We decided to have a mellow day and after a quick breakfast walked around the shoreline of Miraflores, stopping at parks to take photos and checking out the neighborhood. Walking took us to a shopping center on the edge of a cliff overlooking the Pacific Ocean and we sat at a restaurant where we could taste some local cuisine. We found our plates to be very flavorful, I especially liked the “anticuchos de corazon,” pieces of beef heart roasted in a skewer, which reminded me of something similar from Sardinia. We sat at the shopping center for a while watching the paragliders fly by the cliffs and offering rides to tourists and then strolled some more around the streets. On my flight to Lima I was sitting next to a man from the city who gave me many recommendations about places to see, what and where to eat and even the address of a car rental company. We visited the car rental and asked to speak to the lady whom I was referred to, who turned out to be the owner. She welcomed us into her office and after sitting down we explained that we were planning to visit Arequipa in the south of Peru and Cuzco.

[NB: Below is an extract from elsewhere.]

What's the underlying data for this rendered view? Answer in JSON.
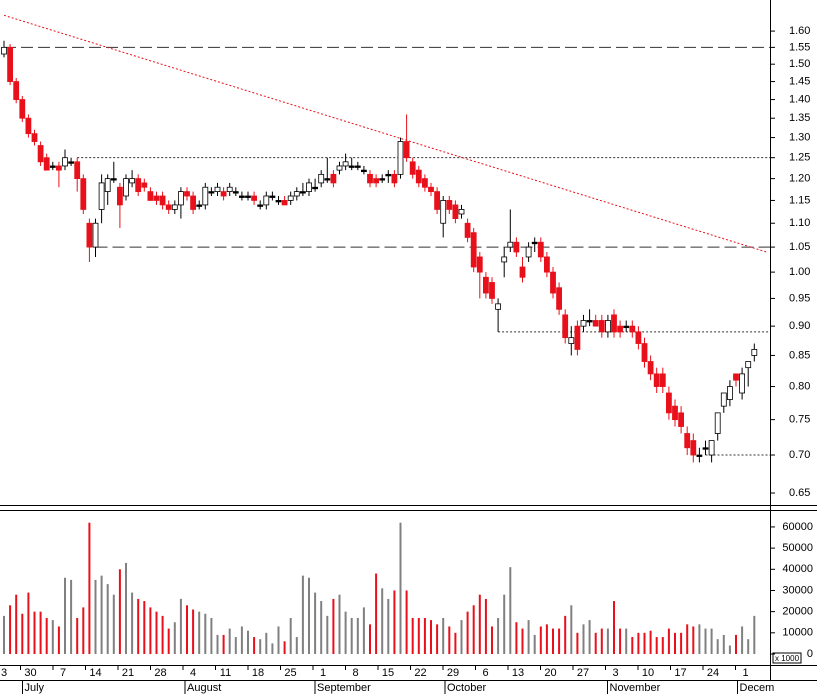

Since rental was around $500 with a drop-off in a city other than Lima we expected her to try and convince us to rent a car instead she was adamant on the fact that in Peru people drive dangerously and we should instead take a bus to our destinations. She even made phone calls to the most prominent bus companies to check schedule and prices and we finally decided that exploring the country by bus was the best way for us to see places and meet people.

Around sunset time we headed back to our hostel in Miraflores where Pedro, one of the owners made us a welcoming Pisco Sour, the local concoction made with Pisco, a peruvian liquor, egg white and lime. Delicious. The perfect way to end a perfect day.